Тогда решили той же пластиной отогнуть жалюзи, чтобы видеть тюремный двор и пускать коня. Конь на жаргоне обозначал вот что. В окно сквозь решетку и жалюзи пропускали веревку и опускали ее. Камера, что была внизу, эту веревку принимала. Тоже через окно. Привязывали к веревке курево и поднимали вверх. Так камере с камерой можно было делиться куревом и едой.
К малолеткам заглянул старший воспитатель, майор Замараев. Обвел всех смеющимся взглядом. Ребята поздоровались. Замараев — в черном овчинном полушубке, валенках, в форменной шапке с кокардой. Лицо от мороза раскраснелось.
— Так, значит, новичок, — сказал он, разглядывая Колю. — Как фамилия?
— Петров.
— По какой статье?
— По сто сорок четвертой.
— Откуда к нам?
— Из Заводоуковского района.
Майор, посмеиваясь, скользнул взглядом по камере, будто чего-то выискивая.
— Кто сегодня дневальный?
— Я, — ответил Коля.
— Пол мыл?
— Мыл.
— А почему он грязный?
Коля промолчал.
— На столе пепел, на полу окурок. — Майор показал пальцем на чинарик.
Окурок бросили на пол после того, как Коля помыл пол.
— Один рябчик, — и майор поднял палец вверх.
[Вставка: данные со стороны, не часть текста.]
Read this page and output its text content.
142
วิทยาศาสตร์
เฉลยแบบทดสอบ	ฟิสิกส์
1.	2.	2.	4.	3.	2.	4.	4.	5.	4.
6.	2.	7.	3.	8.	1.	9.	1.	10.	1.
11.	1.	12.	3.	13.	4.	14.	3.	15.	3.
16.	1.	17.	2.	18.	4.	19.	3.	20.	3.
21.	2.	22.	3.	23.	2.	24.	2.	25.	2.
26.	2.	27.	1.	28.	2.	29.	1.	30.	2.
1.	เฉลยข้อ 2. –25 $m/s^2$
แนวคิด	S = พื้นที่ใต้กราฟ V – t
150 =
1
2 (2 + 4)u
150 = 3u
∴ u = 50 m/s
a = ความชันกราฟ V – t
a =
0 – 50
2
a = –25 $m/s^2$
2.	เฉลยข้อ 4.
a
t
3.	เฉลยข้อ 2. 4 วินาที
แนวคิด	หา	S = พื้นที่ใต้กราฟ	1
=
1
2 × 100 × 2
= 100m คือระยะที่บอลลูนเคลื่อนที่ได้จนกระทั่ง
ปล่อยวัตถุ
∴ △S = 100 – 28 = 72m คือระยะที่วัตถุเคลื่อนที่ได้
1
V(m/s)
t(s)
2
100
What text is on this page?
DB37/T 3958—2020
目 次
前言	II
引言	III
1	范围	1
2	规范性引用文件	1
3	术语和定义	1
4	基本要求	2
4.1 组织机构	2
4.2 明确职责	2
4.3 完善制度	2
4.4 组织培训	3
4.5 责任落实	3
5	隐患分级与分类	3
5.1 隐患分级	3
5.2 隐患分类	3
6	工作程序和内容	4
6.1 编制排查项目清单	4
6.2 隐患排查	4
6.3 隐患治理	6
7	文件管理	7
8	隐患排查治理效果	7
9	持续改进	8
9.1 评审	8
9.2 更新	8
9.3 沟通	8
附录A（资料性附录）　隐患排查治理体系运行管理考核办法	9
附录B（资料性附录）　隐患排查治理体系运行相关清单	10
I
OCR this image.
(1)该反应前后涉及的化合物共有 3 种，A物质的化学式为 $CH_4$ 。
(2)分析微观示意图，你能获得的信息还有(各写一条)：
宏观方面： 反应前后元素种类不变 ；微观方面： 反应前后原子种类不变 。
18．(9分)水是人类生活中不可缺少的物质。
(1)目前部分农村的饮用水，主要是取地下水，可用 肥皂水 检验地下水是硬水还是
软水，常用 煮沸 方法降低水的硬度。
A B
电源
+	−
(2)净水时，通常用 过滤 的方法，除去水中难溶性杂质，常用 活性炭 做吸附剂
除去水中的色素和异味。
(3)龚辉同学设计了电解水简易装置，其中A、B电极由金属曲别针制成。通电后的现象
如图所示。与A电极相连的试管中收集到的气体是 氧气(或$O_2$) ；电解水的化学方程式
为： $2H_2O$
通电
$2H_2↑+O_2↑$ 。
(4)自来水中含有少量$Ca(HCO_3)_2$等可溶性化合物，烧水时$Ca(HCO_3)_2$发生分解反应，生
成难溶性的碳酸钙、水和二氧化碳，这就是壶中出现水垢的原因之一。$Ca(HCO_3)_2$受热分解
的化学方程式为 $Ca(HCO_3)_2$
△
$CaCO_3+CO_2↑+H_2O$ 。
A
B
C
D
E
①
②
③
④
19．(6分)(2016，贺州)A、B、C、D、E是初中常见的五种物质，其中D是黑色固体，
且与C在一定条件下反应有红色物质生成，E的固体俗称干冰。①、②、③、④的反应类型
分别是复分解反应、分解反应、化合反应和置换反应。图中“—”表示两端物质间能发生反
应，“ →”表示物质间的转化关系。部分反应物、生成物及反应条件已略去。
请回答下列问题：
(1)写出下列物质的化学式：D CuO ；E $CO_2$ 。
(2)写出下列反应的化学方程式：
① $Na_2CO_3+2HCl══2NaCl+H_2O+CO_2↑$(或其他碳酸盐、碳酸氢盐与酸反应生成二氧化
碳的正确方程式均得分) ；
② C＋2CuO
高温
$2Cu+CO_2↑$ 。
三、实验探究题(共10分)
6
Коля смотрел на старшего воспитателя.
— Не знаешь, что такое рябчик?
— Нет.
— Это значит — еще раз дневальным, вне очереди. Теперь ясно?
— Ясно.
— Прописку сделали?
Коля молчал. Ребята заулыбались.
— Сделали, товарищ майор, — ответил цыган.
— Кырочки получил?
— Получил, — теперь ответил Коля.
— Какую кличку дали?
— Камбала, — ответил Миша.
Майор улыбнулся.
— Вопросы есть? — Только теперь воспитатель стал серьезным.
— Нет, — ответили ребята.
Майор ушел.
— Вот так, Камбала, от Рябчика рябчик получил. Для начала неплохо. Завтра будешь опять дневальным, — сказал Миша.
Оказывается, у старшего воспитателя кличка Рябчик.
Камеру повели к Куму. Так в тюрьмах и зонах зовут оперуполномоченных. Коля лихорадочно соображал, спускаясь по витой лестнице, какой выкинуть у Кума номер. Решил рассмешить ребят и шутовской ролью поднять себя.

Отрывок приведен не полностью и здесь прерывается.